Sakarya Meydan Muharebesinin gerçek anlam ve değerinin, ışıklar içinde yatsın Turgut ÖZAKMAN’ın “Çılgın Türkler” kitabında gündeme gelinceye kadar, ders kitaplarında 21 gün 21 gece süren meydan muharebesi olarak söz edilmesi dışında, kamuoyu tarafından pek bilindiği ve anlaşılabildiği kanısında değilim. Hatta; çok değerli bu kitap yayınlanıncaya kadar uzunca süre, kurtuluş gününün Polatlı’da eskinin coşkulu etkinlikleriyle kutlandığına da tanık olmadım.

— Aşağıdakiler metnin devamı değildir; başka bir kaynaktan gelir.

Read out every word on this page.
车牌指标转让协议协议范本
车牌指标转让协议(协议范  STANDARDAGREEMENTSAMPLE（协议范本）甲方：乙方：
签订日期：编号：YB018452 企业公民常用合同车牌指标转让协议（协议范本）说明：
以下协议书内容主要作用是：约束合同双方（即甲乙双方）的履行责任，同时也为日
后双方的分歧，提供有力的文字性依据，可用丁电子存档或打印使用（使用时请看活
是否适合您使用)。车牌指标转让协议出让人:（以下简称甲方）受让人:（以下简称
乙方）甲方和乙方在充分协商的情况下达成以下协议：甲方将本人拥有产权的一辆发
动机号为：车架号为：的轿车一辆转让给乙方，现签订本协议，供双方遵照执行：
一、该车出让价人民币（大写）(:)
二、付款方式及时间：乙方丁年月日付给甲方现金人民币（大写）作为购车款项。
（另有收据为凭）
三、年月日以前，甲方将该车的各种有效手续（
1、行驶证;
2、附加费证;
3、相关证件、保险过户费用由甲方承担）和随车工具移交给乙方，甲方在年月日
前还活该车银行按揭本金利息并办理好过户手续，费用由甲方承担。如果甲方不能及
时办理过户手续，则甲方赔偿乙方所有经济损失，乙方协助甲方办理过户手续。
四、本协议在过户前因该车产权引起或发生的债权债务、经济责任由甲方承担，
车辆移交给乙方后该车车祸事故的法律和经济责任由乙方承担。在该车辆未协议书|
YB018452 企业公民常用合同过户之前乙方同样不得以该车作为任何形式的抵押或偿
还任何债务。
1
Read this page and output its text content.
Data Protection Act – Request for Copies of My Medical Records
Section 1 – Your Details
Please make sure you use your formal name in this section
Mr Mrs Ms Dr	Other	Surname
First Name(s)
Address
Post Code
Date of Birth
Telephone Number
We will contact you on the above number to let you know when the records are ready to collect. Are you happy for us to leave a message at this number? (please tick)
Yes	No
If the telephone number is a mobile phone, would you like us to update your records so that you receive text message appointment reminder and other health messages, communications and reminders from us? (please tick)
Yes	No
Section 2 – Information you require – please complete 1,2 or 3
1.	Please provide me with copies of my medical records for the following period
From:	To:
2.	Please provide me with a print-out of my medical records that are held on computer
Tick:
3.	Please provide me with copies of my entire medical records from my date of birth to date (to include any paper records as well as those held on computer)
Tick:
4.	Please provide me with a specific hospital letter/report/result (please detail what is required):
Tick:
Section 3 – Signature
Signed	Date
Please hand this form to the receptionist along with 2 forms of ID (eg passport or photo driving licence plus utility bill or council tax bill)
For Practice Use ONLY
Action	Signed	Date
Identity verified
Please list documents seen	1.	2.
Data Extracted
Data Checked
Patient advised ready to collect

Oysa; Sakarya Irmağının doğu kıyısında, Basri Tepesi, Duatepe, Kartaltepe, Karatepe, Haymana Ovası boyunca 110 km’lik bir hat üzerinde, 100.000 Mehmetçiğin, kendisinden sayıca üstün; sayıca üstünlüğünden de öte, emperyalist güçlerce devrin en modern silahlarıyla donatılmış Yunan askeriyle 21 gün süresince kıyasıya çarpıştığı bu Meydan Muharebesinin, Büyük Atatürk’ün eşsiz dehasının ürünü olarak, zaferle sonuçlandığı 13 Eylül günü, aynı zamanda, Türk Ulusu’nun yakasını üçyüz yıldır bırakmayan makus talihinin de yenildiği gündür. 13 Eylül, aslında, emperyalistlerin yok olma tehlikesiyle karşı karşıya bıraktığı bir Ulus’un, maddi ve manevi tüm varlığını ortaya koyarak, askeriyle, kadınıyla, yaşlısıyla ve çocuğuyla yürüttüğü o uzun ve kanlı mücadelenin kazanıldığı gündür. Geçen 13 Eylül günü, bu önemli zaferin (13.9.1921) 95’inci yıldönümüydü.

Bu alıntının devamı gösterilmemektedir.